Salzburg Festival Parts Ways With Artistic Director Markus Hinterhäuser Early
Markus Hinterhäuser, who had been set to lead the Salzburg Festival through 2031, was pushed out after rejecting a last-minute offer slashed to just one year.

Originally offered a third term running from October 1, 2026 through 2031, Markus Hinterhäuser walked away from a renegotiated deal the Salzburg Festival's board had trimmed to just one year. After weeks of negotiations between the board of trustees and the artistic director, Hinterhäuser did not accept the contract extension before the deadline on Friday, and the split became irreversible.
"Due to irreconcilable differences of opinion, the Salzburg Festival and artistic director Markus Hinterhäuser have decided to part ways, effective immediately," the festival's supervisory board said in a statement Thursday. The decision, according to the supervisory board, "is the result of a meeting between the lawyers for the Salzburg Festival's supervisory board on the one hand and the artistic director and his counsel on the other." Hinterhäuser will be on paid leave until the end of September when his contract expires.
Hinterhäuser has served as artistic director since October 2016, and as recently as April 2024 his contract had been extended by the Supervisory Board for another five years, through September 2031. He had been in position to become the Salzburg Festival's longest-serving artistic director since Herbert von Karajan, who held the role from 1956 to 1989. That distinction now falls to someone else.

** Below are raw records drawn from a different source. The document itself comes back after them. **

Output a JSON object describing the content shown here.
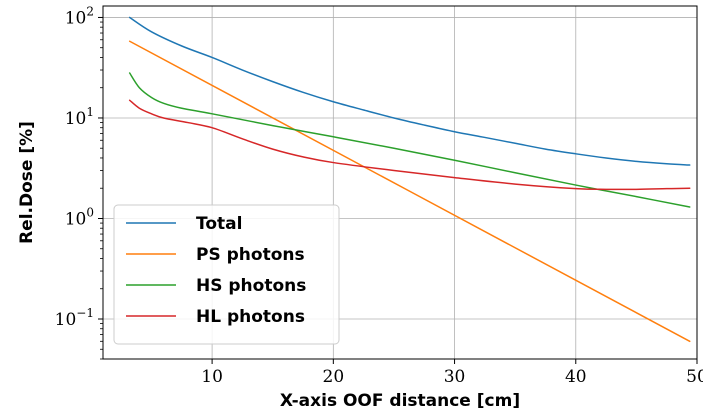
{
  "chart_data": {
    "type": "line",
    "title": "",
    "xlabel": "X-axis OOF distance [cm]",
    "ylabel": "Rel.Dose [%]",
    "xlim": [
      1,
      50
    ],
    "ylim": [
      0.04,
      130
    ],
    "yscale": "log",
    "grid": true,
    "legend_position": "lower-left",
    "x_ticks": [
      10,
      20,
      30,
      40,
      50
    ],
    "y_ticks": [
      {
        "value": 0.1,
        "base": "10",
        "exp": "−1"
      },
      {
        "value": 1,
        "base": "10",
        "exp": "0"
      },
      {
        "value": 10,
        "base": "10",
        "exp": "1"
      },
      {
        "value": 100,
        "base": "10",
        "exp": "2"
      }
    ],
    "series": [
      {
        "name": "Total",
        "color": "#1f77b4",
        "x": [
          3.2,
          5,
          7.5,
          10,
          12.5,
          15,
          17.5,
          20,
          22.5,
          25,
          27.5,
          30,
          32.5,
          35,
          37.5,
          40,
          42.5,
          45,
          47.5,
          49.4
        ],
        "y": [
          100,
          72,
          52,
          40,
          30,
          23,
          18,
          14.5,
          12,
          10,
          8.5,
          7.3,
          6.4,
          5.6,
          4.9,
          4.4,
          4.0,
          3.7,
          3.5,
          3.4
        ]
      },
      {
        "name": "PS photons",
        "color": "#ff7f0e",
        "x": [
          3.2,
          49.4
        ],
        "y": [
          58,
          0.06
        ]
      },
      {
        "name": "HS photons",
        "color": "#2ca02c",
        "x": [
          3.2,
          4,
          5,
          6,
          7.5,
          10,
          15,
          20,
          25,
          30,
          35,
          40,
          45,
          49.4
        ],
        "y": [
          28,
          20,
          16,
          14,
          12.5,
          11,
          8.4,
          6.5,
          5.0,
          3.8,
          2.85,
          2.15,
          1.65,
          1.3
        ]
      },
      {
        "name": "HL photons",
        "color": "#d62728",
        "x": [
          3.2,
          4,
          5,
          6,
          8,
          10,
          12.5,
          15,
          17.5,
          20,
          25,
          30,
          35,
          40,
          42.5,
          45,
          47.5,
          49.4
        ],
        "y": [
          15,
          12.5,
          11,
          10,
          9,
          8,
          6.2,
          4.9,
          4.1,
          3.6,
          3.0,
          2.55,
          2.2,
          1.98,
          1.95,
          1.95,
          1.98,
          2.0
        ]
      }
    ]
  }
}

The rupture traces at least partly to tensions within the directorate. Hinterhäuser fell out with the board over "irreconcilable differences of opinion and disagreements" following his dismissal of the head of spoken theatre. That earlier dismissal, in November 2024, saw drama director Marina Davydova terminated for allegedly conducting unauthorized work at a Berlin theatre festival without the directorate's knowledge or approval. The board chair is Karoline Edtstadler, Governor of Salzburg province, who demanded that Hinterhäuser be "given a yellow card."
The board is now under pressure to find a new artistic director, with further decisions expected at the next meeting of the Board of Trustees. The festival's supervisory board said it would appoint a provisional artistic director "without delay" and confirmed that conversations with potential candidates had already begun. No names have been announced.
The leadership void arrives at a precarious operational moment. This year's festival is scheduled to include 171 performances at 19 venues from July 17 to August 30, plus 37 youth performances, with productions of Carmen, Ariadne auf Naxos, and Così fan tutte among the planned program. No one can currently say who will be in charge this summer.
Kristina Hammer, a lawyer, took over as festival president in 2022 from Helga Rabl-Stadler, who had been in charge since 1995. Hinterhäuser, an Austrian pianist who turns 68 this week, built a reputation during his decade at the helm for programming that placed contemporary and experimental work alongside the festival's marquee opera productions. In measurable terms, Hinterhäuser has been the festival's most effective director this century, a stabilizing presence where others had disrupted; his departure carries artistic consequences that are unlikely to be obviously beneficial.